For Ben Draves ’17 and Josh Arfin ’17, the Wesleyan University DataFest was another chance to hone their statistics skills in preparation for graduate school. When they showed up, however, their team of two looked statistically significantly smaller than the other teams.
“We didn’t really understand the scope of the competition when we signed up for it,” Arfin said. “We figured ‘Oh, just the two of us will be fine.’ As it turned out, it was mostly teams of four and five.”
Fortunately for them, one player’s team didn’t show, and he joined their team. The three of them, called the “Unsupervised Leopards” won “Best Data Preparation” of all seventeen teams and three awards. In the judges’ eyes, the team used the data to reveal new and impressive findings.
The competition, which took place at the beginning of April, required teams made up of three to five students to analyze huge data sets and “try to find an interesting story in that data,” Draves said.
The data comes from a large company, and the company is not disclosed until all DataFest competitions are finished. Last year’s company was Ticketmaster, according to Arfin. Teams are given 48 hours to complete their work and turn it into the judges’ panel. The team slept for six or seven hours a night and then worked straight through the day.
Spending 48 hours with a new team member, Tiger Huang from Wesleyan University, worked out well, Draves said, because he brought a different skill set and together they were able to combine their knowledge.
Draves and Arfin became interested in working with data their freshman and sophomore years, respectively. After taking probability and statistics courses, both Draves and Arfin did separate research projects, and “that was about the time we both decided we wanted to get a graduate degree in statistics,” Arfin said.
“So we’ve been spending the last few years really working on these skills,” Arfin added. The math department suggested that they go to the competition and funded the three-day trip.

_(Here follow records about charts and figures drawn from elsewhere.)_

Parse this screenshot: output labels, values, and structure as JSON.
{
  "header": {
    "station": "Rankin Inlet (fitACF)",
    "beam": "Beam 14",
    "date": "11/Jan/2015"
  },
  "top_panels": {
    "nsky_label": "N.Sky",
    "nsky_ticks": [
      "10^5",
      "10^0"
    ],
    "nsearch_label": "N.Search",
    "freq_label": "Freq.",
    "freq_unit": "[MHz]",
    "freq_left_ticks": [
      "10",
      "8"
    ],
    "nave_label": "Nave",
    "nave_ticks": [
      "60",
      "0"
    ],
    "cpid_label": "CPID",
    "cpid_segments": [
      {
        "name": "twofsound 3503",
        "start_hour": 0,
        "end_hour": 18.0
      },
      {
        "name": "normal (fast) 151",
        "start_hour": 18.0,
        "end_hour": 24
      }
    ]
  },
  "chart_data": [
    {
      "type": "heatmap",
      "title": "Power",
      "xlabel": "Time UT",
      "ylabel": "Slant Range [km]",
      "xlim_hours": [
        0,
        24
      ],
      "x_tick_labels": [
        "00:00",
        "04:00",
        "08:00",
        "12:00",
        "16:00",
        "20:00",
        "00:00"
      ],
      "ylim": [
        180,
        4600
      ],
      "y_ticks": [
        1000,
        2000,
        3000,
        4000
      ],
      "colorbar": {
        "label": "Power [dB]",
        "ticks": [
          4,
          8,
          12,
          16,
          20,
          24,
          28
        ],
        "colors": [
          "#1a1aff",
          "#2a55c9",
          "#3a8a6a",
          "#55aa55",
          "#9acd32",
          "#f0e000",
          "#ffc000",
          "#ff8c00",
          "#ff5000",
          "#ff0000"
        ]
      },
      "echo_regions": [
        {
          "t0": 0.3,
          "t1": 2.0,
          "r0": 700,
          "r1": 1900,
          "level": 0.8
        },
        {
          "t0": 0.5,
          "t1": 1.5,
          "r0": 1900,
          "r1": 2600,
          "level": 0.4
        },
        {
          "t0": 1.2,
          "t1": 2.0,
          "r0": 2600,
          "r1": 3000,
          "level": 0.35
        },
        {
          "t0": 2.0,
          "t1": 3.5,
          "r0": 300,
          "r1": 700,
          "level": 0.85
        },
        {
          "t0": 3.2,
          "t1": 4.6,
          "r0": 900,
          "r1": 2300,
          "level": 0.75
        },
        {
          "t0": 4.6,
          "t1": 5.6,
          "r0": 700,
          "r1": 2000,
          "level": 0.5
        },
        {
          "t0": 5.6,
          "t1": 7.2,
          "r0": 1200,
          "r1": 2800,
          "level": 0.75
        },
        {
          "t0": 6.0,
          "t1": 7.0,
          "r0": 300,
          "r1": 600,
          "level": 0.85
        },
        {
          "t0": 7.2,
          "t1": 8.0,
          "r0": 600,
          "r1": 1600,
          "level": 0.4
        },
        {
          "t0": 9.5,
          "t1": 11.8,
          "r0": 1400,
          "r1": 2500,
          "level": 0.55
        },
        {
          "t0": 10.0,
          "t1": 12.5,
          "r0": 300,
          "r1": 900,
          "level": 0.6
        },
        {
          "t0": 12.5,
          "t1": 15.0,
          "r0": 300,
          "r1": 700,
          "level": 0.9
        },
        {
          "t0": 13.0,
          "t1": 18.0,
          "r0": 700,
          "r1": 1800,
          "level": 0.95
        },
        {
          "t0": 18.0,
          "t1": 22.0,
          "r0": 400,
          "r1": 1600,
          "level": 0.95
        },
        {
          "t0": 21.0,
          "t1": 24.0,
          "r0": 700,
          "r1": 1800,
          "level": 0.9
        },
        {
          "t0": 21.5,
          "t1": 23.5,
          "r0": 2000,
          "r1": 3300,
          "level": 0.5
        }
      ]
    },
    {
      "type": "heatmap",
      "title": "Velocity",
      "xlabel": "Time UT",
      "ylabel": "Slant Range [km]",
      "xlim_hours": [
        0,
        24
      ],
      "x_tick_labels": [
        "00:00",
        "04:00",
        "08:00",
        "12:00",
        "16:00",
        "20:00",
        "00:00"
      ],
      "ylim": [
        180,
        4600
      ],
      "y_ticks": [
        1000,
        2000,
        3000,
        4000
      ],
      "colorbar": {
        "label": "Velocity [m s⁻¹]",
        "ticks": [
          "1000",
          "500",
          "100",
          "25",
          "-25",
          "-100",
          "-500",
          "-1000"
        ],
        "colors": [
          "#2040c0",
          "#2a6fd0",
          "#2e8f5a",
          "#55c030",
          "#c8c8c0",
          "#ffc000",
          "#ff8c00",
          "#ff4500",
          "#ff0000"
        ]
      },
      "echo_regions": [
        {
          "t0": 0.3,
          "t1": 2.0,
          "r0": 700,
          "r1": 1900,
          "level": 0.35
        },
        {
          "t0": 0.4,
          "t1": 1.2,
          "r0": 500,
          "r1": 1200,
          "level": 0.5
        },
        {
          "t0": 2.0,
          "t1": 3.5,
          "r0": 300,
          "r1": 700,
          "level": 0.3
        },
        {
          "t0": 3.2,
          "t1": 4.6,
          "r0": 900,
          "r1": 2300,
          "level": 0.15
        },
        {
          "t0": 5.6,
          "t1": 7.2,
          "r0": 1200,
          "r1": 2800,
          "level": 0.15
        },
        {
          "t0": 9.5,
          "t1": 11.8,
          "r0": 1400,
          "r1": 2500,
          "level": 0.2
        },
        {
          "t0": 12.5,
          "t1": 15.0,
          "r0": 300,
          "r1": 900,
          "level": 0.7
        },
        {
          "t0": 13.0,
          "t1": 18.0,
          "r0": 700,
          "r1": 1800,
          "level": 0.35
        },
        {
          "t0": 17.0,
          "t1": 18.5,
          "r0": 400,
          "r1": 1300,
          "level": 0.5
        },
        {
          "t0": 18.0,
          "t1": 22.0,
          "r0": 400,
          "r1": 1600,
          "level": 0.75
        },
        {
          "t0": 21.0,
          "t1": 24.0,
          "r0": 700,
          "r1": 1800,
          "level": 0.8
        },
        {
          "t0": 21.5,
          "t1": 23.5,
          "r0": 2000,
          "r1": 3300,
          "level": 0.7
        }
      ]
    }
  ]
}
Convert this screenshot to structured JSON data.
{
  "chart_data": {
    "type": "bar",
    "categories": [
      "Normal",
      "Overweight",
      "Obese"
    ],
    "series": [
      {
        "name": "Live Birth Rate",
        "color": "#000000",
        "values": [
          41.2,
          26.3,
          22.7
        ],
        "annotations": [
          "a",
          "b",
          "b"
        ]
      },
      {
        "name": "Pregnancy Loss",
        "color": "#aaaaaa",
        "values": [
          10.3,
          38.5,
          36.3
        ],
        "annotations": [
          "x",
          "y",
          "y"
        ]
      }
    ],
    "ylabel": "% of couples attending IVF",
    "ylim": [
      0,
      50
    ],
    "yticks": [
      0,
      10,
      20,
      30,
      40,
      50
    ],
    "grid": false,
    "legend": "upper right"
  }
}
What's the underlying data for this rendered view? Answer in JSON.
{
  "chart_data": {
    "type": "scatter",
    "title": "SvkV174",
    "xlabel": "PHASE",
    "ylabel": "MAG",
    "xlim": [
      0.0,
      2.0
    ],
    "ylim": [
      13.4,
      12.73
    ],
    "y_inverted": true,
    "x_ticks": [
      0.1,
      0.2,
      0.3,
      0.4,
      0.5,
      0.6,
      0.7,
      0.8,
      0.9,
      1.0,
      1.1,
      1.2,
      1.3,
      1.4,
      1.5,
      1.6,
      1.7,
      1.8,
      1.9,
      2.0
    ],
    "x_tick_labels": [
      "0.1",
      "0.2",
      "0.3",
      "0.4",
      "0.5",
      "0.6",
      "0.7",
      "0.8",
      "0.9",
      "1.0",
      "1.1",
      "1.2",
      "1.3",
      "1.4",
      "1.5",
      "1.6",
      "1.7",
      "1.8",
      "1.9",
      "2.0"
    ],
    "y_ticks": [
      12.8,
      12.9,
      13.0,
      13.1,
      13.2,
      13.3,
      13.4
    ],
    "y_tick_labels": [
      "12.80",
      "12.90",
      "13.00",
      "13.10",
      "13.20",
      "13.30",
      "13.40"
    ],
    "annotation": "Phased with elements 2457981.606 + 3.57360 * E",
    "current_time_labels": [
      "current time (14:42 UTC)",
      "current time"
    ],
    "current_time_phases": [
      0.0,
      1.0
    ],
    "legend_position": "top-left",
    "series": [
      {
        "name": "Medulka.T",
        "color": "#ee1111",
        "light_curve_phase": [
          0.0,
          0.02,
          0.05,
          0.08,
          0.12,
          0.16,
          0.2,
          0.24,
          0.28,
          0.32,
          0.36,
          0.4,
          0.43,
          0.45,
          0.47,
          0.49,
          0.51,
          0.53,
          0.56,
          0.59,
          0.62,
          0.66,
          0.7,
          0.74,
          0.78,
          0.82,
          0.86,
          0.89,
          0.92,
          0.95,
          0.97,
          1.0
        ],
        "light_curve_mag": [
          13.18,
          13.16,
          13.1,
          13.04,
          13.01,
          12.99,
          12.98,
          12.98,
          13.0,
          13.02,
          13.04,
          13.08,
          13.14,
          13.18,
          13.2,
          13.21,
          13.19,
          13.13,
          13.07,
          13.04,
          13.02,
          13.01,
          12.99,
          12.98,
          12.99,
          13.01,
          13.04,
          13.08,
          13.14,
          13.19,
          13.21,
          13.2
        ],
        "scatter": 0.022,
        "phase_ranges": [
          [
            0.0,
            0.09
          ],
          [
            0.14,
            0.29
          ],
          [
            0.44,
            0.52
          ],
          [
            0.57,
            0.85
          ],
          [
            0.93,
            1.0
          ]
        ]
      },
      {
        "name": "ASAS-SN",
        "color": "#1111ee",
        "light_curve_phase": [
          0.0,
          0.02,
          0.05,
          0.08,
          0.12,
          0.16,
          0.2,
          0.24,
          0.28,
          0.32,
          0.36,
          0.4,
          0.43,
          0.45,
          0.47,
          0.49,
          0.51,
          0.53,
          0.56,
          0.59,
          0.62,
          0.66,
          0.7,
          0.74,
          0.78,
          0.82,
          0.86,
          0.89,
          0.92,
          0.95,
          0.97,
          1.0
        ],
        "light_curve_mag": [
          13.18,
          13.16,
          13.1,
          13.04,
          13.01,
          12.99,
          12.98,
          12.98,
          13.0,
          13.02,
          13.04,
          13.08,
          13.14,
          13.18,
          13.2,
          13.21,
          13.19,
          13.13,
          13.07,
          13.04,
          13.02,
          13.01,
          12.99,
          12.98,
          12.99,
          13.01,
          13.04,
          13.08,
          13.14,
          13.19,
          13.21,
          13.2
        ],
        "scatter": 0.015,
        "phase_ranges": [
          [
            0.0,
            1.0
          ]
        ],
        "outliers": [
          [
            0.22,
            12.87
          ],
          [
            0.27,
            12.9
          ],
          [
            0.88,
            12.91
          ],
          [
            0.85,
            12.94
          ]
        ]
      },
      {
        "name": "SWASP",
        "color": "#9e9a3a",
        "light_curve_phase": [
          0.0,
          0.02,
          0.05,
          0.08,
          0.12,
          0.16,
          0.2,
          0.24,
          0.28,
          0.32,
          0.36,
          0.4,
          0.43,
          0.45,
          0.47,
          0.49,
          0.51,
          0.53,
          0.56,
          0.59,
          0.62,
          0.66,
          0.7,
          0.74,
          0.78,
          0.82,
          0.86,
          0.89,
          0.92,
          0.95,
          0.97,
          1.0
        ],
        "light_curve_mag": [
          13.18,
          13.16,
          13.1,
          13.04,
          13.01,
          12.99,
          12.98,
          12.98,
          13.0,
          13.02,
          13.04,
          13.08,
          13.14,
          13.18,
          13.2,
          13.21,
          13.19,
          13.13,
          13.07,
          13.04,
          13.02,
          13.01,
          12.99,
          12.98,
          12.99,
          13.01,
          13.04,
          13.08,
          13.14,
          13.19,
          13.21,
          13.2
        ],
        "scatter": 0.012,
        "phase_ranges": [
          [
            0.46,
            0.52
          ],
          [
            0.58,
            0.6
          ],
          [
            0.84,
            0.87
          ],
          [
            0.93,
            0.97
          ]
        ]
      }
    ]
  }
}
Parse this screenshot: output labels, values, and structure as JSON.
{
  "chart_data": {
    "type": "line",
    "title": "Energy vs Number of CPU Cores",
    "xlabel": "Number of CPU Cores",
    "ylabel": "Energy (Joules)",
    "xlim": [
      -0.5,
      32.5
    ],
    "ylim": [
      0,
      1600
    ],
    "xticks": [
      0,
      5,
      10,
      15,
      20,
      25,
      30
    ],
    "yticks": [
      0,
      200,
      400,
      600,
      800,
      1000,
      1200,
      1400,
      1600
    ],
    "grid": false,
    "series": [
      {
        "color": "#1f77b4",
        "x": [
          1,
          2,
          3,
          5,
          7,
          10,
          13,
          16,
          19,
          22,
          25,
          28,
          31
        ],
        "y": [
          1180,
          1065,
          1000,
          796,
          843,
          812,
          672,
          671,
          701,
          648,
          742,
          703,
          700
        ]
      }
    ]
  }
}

The 48-hour event required the boys to buckle down.
“There’s a lot of stuff that is kind of progressive in nature,” Draves said, “so you have to solve the first problem and then after that’s done, you can move onto problem two, after that’s done you can work on problem three. So it wasn’t like we could just throw something into the computer and then go work on something else, we had to spend a lot of time just working sequentially, which put a lot of time pressure on us.”